Il est toutefois normal que certains leitmotivs reviennent systématiquement
sur les nouvelles pièces.. C’est un phénomène
qui existe et qui est récurent chez tous les compositeurs.
En principe j’essaye de sortir du moule des précédentes
compositions mais certains rappels sont inévitables, ce n’est
pas forcément une mauvaise chose. C’est, je dirais,
une sorte de « marque de fabrique » qui permet à
musique d’UZ d’être reconnaissable parmi d’autres.
Ce que je regrette souvent, c’est que certains suiveurs d’UZ
sont restés calés sur la première période
du groupe et semblent fort réticents lorsque il y a d’autres
apports ou structures différents.
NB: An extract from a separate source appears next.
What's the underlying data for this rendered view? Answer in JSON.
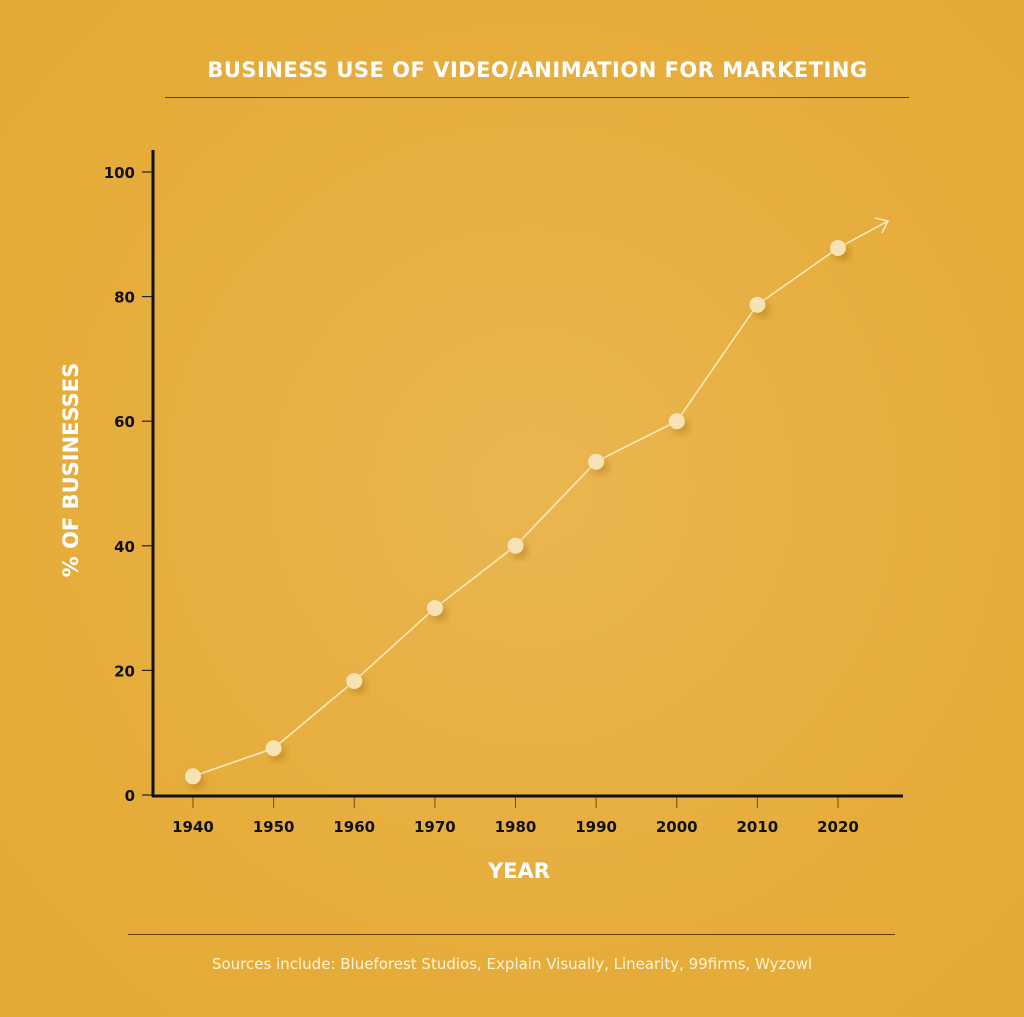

La musique d’UZ a
toujours été en perpétuelle évolution
ça me paraît tout à fait essentiel.
Q: Tu joues pratiquement tout sur Lueur avec l’aide
de ton fils Nicolas, Kurt et Nicolas sur quelques morceaux. Pourquoi
ne pas avoir un groupe complet sur la totalité de l’album
? Comment as-tu choisi les musiciens pour jouer chaque composition
spécifique ? Comment c’est de jouer avec son propre
fils ?Il joue normalement de plusieurs instruments mais ici pour
la plupart du temps de la basse et il chante. Ses talents auraient-ils
pu être exploités davantage ?
DD: Sur cet album, j’ai travaillé
de la même manière que pour « Implosion »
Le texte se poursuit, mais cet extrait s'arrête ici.